About 25 people delivered 500 signs to residents who had requested them and another 500 signs are on order, said John Krupa, chairman of the committee. About 200 people have volunteered to help with the campaign, which also includes a phone bank, a door-to-door canvass and mailings.
Without a tax increase, the district will have to lay off 30 teachers and classes could have up to 40 students, Krupa said. Art and music programs would be cut.
"That's what's motivating everyone," said Krupa, who has a first-grader at Westbrook School and a 3-year-old daughter.
Voters will decide in a March 20 referendum whether to approve a 31 percent increase in the limiting rate to 3.60 percent from 2.75 percent of equalized assessed value.

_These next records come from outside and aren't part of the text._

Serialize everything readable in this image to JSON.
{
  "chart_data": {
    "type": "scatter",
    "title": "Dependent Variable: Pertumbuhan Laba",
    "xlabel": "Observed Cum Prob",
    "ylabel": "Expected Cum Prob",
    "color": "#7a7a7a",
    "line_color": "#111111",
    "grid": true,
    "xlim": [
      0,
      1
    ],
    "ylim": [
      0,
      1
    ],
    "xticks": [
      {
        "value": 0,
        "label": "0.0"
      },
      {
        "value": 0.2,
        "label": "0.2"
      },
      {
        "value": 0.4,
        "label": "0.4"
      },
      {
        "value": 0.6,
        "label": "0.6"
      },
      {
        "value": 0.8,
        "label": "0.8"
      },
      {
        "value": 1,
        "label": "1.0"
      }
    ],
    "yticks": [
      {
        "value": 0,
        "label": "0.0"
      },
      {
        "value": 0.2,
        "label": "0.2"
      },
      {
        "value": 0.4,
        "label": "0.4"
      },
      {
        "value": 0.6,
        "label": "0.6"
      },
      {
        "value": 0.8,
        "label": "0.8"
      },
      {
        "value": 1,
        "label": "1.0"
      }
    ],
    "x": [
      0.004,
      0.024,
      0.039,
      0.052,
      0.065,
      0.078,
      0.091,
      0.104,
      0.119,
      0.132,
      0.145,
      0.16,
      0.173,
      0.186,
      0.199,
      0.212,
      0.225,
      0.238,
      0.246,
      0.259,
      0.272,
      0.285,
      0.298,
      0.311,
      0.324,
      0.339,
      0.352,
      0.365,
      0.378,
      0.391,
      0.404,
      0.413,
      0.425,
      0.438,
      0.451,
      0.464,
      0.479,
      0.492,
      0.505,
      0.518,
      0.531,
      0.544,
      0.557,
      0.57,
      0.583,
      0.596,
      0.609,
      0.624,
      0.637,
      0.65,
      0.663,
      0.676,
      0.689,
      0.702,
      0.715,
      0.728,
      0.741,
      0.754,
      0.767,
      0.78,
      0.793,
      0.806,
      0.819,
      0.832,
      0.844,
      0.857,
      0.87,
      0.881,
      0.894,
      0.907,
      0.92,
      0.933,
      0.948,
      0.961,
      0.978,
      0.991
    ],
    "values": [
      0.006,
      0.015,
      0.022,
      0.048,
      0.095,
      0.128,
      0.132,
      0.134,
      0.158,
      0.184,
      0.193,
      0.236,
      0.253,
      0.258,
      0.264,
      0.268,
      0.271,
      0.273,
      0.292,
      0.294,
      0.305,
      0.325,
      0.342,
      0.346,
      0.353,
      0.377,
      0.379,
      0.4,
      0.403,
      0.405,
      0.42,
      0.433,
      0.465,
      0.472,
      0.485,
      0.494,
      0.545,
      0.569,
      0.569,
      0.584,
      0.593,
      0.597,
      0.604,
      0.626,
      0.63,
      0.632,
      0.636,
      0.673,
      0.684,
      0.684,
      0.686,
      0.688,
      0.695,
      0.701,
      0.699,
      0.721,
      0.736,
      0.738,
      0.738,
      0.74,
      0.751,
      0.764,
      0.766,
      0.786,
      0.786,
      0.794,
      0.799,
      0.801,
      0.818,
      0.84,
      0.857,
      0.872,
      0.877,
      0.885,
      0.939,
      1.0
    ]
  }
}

School officials said the owner of a home with a market value of $100,000 would pay an extra $238 a year, or $153 with a homeowner exemption and $85 if the homeowner also has a senior exemption.
Proponents of the increase say the district receives $8,494 in property tax revenue for each student, compared to $15,681 in River Trails District 26. Even with the increase, the district would receive less per child than any of the five adjacent districts, they say.
District officials attribute the financial problems to 20 percent enrollment growth over the last 20 years, state and federal funding cuts, unfunded government mandates and a low commercial tax base compared to neighboring districts'.
It has been almost three decades since District 57 voters approved additional funding for education and facilities, officials said.